In mid-October, 2013, Google rolled out a new feature that allows an account manager to view what “Secured Users” on their device were viewing on Google Chromebooks and Chrome browsers. The technology allows the manager to view the history in almost real time. Anyone can put this feature on any device that uses Google Chrome as an internet browser. As long as the manager profile is password protected, no other user can change the settings.

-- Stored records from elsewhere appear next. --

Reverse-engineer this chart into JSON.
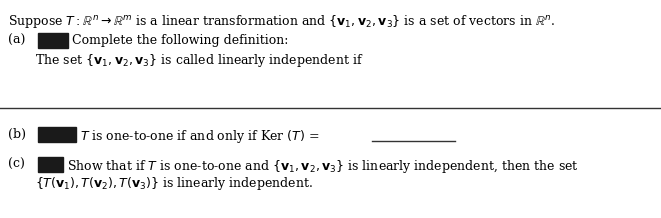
{
  "figsize": [
    6.61,
    2.18
  ],
  "dpi": 100,
  "bg_color": "#ffffff",
  "text_color": "#000000",
  "line1": "Suppose $T : \\mathbb{R}^n \\rightarrow \\mathbb{R}^m$ is a linear transformation and $\\{\\mathbf{v}_1, \\mathbf{v}_2, \\mathbf{v}_3\\}$ is a set of vectors in $\\mathbb{R}^n$.",
  "label_a": "(a)",
  "text_a": "Complete the following definition:",
  "text_a2": "The set $\\{\\mathbf{v}_1, \\mathbf{v}_2, \\mathbf{v}_3\\}$ is called linearly independent if",
  "label_b": "(b)",
  "text_b": "$T$ is one-to-one if and only if Ker $(T)$ =",
  "label_c": "(c)",
  "text_c1": "Show that if $T$ is one-to-one and $\\{\\mathbf{v}_1, \\mathbf{v}_2, \\mathbf{v}_3\\}$ is linearly independent, then the set",
  "text_c2": "$\\{T(\\mathbf{v}_1), T(\\mathbf{v}_2), T(\\mathbf{v}_3)\\}$ is linearly independent.",
  "box_color": "#1a1a1a",
  "font_size": 9.0,
  "line_color": "#333333",
  "underline_color": "#333333"
}
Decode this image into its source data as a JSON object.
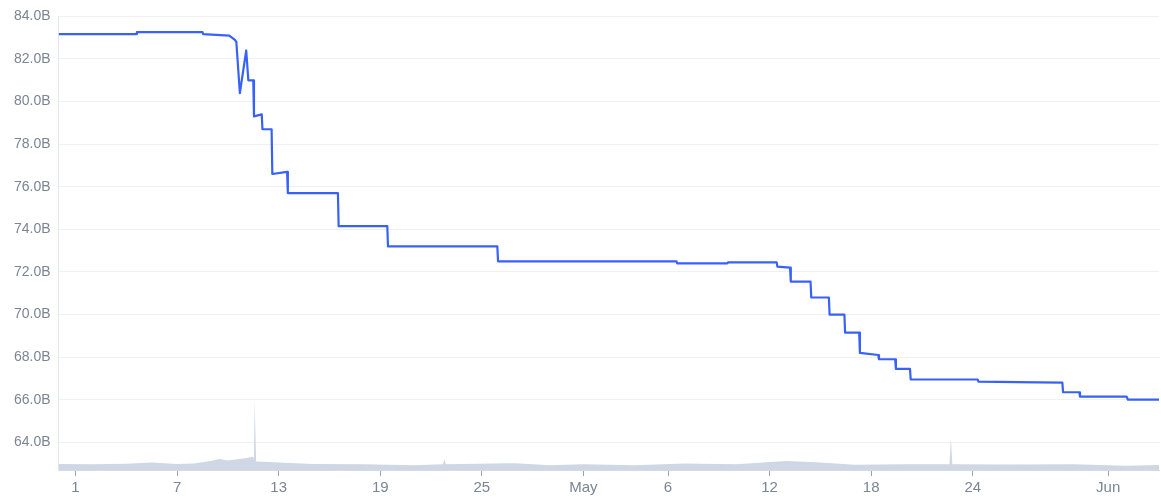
{
  "chart_data": {
    "type": "line",
    "grid": "y",
    "legend": false,
    "marker": "none",
    "xlim": [
      "--03-31",
      "--06-04"
    ],
    "xticks": [
      {
        "value": "--04-01",
        "label": "1"
      },
      {
        "value": "--04-07",
        "label": "7"
      },
      {
        "value": "--04-13",
        "label": "13"
      },
      {
        "value": "--04-19",
        "label": "19"
      },
      {
        "value": "--04-25",
        "label": "25"
      },
      {
        "value": "--05-01",
        "label": "May"
      },
      {
        "value": "--05-06",
        "label": "6"
      },
      {
        "value": "--05-12",
        "label": "12"
      },
      {
        "value": "--05-18",
        "label": "18"
      },
      {
        "value": "--05-24",
        "label": "24"
      },
      {
        "value": "--06-01",
        "label": "Jun"
      }
    ],
    "ylim": [
      62.7,
      84
    ],
    "yticks": [
      {
        "value": 64,
        "label": "64.0B"
      },
      {
        "value": 66,
        "label": "66.0B"
      },
      {
        "value": 68,
        "label": "68.0B"
      },
      {
        "value": 70,
        "label": "70.0B"
      },
      {
        "value": 72,
        "label": "72.0B"
      },
      {
        "value": 74,
        "label": "74.0B"
      },
      {
        "value": 76,
        "label": "76.0B"
      },
      {
        "value": 78,
        "label": "78.0B"
      },
      {
        "value": 80,
        "label": "80.0B"
      },
      {
        "value": 82,
        "label": "82.0B"
      },
      {
        "value": 84,
        "label": "84.0B"
      }
    ],
    "series": [
      {
        "type": "line",
        "color": "#3861fb",
        "x": [
          "--03-31T00:00",
          "--04-04T14:00",
          "--04-04T15:00",
          "--04-08T12:00",
          "--04-08T13:00",
          "--04-10T02:00",
          "--04-10T10:00",
          "--04-10T12:00",
          "--04-10T17:00",
          "--04-11T02:00",
          "--04-11T05:00",
          "--04-11T12:00",
          "--04-11T13:00",
          "--04-12T00:00",
          "--04-12T01:00",
          "--04-12T14:00",
          "--04-12T15:00",
          "--04-13T12:00",
          "--04-13T13:00",
          "--04-16T12:00",
          "--04-16T13:00",
          "--04-19T10:00",
          "--04-19T11:00",
          "--04-25T22:00",
          "--04-25T23:00",
          "--05-06T12:00",
          "--05-06T13:00",
          "--05-09T12:00",
          "--05-09T13:00",
          "--05-12T10:00",
          "--05-12T11:00",
          "--05-13T05:00",
          "--05-13T06:00",
          "--05-14T10:00",
          "--05-14T11:00",
          "--05-15T12:00",
          "--05-15T13:00",
          "--05-16T10:00",
          "--05-16T11:00",
          "--05-17T07:00",
          "--05-17T08:00",
          "--05-18T10:00",
          "--05-18T11:00",
          "--05-19T10:00",
          "--05-19T11:00",
          "--05-20T07:00",
          "--05-20T08:00",
          "--05-24T07:00",
          "--05-24T08:00",
          "--05-29T07:00",
          "--05-29T08:00",
          "--05-30T07:00",
          "--05-30T08:00",
          "--06-02T02:00",
          "--06-02T04:00",
          "--06-04T00:00"
        ],
        "values": [
          83.17,
          83.17,
          83.26,
          83.26,
          83.17,
          83.1,
          82.9,
          82.8,
          80.4,
          82.4,
          81.0,
          81.0,
          79.3,
          79.4,
          78.7,
          78.7,
          76.6,
          76.7,
          75.7,
          75.7,
          74.15,
          74.15,
          73.2,
          73.2,
          72.5,
          72.5,
          72.4,
          72.4,
          72.45,
          72.45,
          72.25,
          72.2,
          71.55,
          71.55,
          70.8,
          70.8,
          70.0,
          70.0,
          69.15,
          69.15,
          68.2,
          68.1,
          67.9,
          67.9,
          67.45,
          67.45,
          66.95,
          66.95,
          66.85,
          66.8,
          66.35,
          66.35,
          66.15,
          66.15,
          66.0,
          66.0
        ]
      },
      {
        "type": "area",
        "color": "#cfd6e4",
        "x": [
          "--03-31T00:00",
          "--04-02T00:00",
          "--04-04T00:00",
          "--04-05T12:00",
          "--04-07T00:00",
          "--04-08T00:00",
          "--04-09T00:00",
          "--04-09T12:00",
          "--04-10T00:00",
          "--04-11T00:00",
          "--04-11T12:00",
          "--04-11T13:00",
          "--04-11T14:00",
          "--04-11T16:00",
          "--04-13T00:00",
          "--04-15T00:00",
          "--04-18T00:00",
          "--04-21T00:00",
          "--04-22T17:00",
          "--04-22T19:00",
          "--04-22T21:00",
          "--04-27T00:00",
          "--04-29T00:00",
          "--05-01T00:00",
          "--05-04T00:00",
          "--05-07T00:00",
          "--05-10T00:00",
          "--05-13T00:00",
          "--05-15T00:00",
          "--05-17T00:00",
          "--05-20T00:00",
          "--05-22T15:00",
          "--05-22T17:00",
          "--05-22T19:00",
          "--05-26T00:00",
          "--05-30T00:00",
          "--06-02T00:00",
          "--06-04T00:00"
        ],
        "values": [
          62.98,
          62.97,
          62.99,
          63.05,
          62.98,
          63.0,
          63.12,
          63.22,
          63.15,
          63.25,
          63.32,
          63.2,
          65.95,
          63.1,
          63.05,
          62.98,
          62.97,
          62.92,
          62.97,
          63.2,
          62.97,
          63.02,
          62.92,
          62.97,
          62.92,
          63.0,
          62.97,
          63.12,
          63.05,
          62.95,
          62.97,
          62.97,
          64.2,
          62.97,
          62.96,
          62.97,
          62.9,
          62.93
        ]
      }
    ]
  }
}
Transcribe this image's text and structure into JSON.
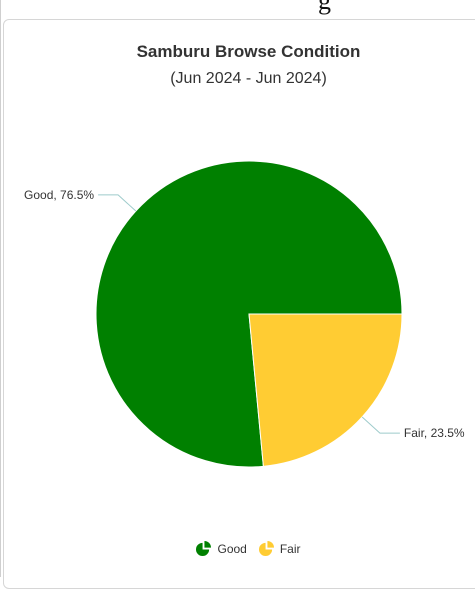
{
  "top_text": "g",
  "chart_data": {
    "type": "pie",
    "title": "Samburu Browse Condition",
    "subtitle": "(Jun 2024 - Jun 2024)",
    "slices": [
      {
        "label": "Good",
        "value": 76.5,
        "display": "Good, 76.5%",
        "color": "#008000"
      },
      {
        "label": "Fair",
        "value": 23.5,
        "display": "Fair, 23.5%",
        "color": "#ffcc33"
      }
    ],
    "legend_position": "bottom-center"
  }
}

This new feature doesn't just allow the manager to watch a user's history, but also allows application whitelisting and blacklisting. Using the whitelisting option allows the manager to only permit certain websites or applications to run during a certain user's session. The blacklisting option is similar to how internet security companies prohibit certain sites or apps that have shown to have malware or viruses, but the manager can add any site deemed inappropriate for that user.
Google is one of the most innovative technology companies. With the release of the parental controls, currently in beta, and the Secured User feature, it allows users more control over what happens on their computers, and discourages activities that might produce viruses and malware on their systems. As long as everyone uses it for it's intended purpose, for protecting kids, and not to violate another person's privacy, then there won't be any issues.